Épilogue

(Mis à jour le: 28 juillet 2016)

Épilogue

La Rochelle, privée du secours de la flotte anglaise et de la division promise par Buckingham, se rendit après un siège d’un an; le 28 octobre 1628, on signa sa capitulation.

Le roi fit son entrée à Paris le 23 décembre de la même année. On lui fit un triomphe comme s’il revenait de vaincre l’ennemi et non des Français. Il entra par le faubourg Saint-Jacques sous des arcs de verdure.

D’Artagnan prit possession de son grade. Porthos quitta le service et épousa, dans le courant de l’année suivante, madame Coquenard. Le coffre tant convoité contenait huit cent mille livres.

Mousqueton eut une livrée magnifique, et de plus la satisfaction, qu’il avait ambitionnée toute sa vie, de monter derrière un carrosse doré.

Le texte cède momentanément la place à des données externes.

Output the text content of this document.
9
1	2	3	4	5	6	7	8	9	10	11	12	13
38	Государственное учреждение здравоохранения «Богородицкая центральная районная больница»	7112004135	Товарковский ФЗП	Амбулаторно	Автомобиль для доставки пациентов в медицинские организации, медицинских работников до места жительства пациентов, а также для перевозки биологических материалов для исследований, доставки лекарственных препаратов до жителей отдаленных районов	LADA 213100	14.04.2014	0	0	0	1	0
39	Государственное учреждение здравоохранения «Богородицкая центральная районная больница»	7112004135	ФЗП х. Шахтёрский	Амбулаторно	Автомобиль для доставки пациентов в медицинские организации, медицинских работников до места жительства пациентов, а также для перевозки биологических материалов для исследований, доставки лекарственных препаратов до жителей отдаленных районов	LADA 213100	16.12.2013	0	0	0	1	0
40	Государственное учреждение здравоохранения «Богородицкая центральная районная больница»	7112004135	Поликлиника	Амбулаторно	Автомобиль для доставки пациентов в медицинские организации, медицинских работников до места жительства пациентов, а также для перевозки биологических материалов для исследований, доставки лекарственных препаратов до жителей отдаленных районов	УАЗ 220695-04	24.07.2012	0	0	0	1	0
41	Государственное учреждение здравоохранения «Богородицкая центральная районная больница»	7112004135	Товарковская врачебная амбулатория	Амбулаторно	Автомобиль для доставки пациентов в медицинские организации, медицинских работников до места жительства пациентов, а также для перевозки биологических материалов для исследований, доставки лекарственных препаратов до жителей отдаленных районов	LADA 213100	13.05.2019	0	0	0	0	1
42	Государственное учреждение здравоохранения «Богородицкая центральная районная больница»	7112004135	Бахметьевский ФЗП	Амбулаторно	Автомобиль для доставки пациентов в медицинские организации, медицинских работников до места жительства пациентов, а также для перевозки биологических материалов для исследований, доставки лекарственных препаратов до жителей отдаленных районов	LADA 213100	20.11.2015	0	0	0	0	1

Aramis, après un voyage en Lorraine, disparut tout à coup et cessa d’écrire à ses amis. On apprit plus tard, par madame de Chevreuse, que cédant à sa vocation, il s’était retiré dans un couvent; seulement on ne sut jamais lequel.

Bazin devint frère lai.

Athos resta mousquetaire sous les ordres de d’Artagnan jusqu’en 1633, époque à laquelle, à la suite d’un voyage qu’il fit en Touraine, il quitta aussi le service sous prétexte qu’il venait de recueillir un petit héritage en Roussillon.

Grimaud suivit Athos.

D’Artagnan se battit trois fois avec Rochefort et le blessa trois fois.

— Je vous tuerai probablement à la quatrième, lui dit-il en lui tendant la main pour le relever.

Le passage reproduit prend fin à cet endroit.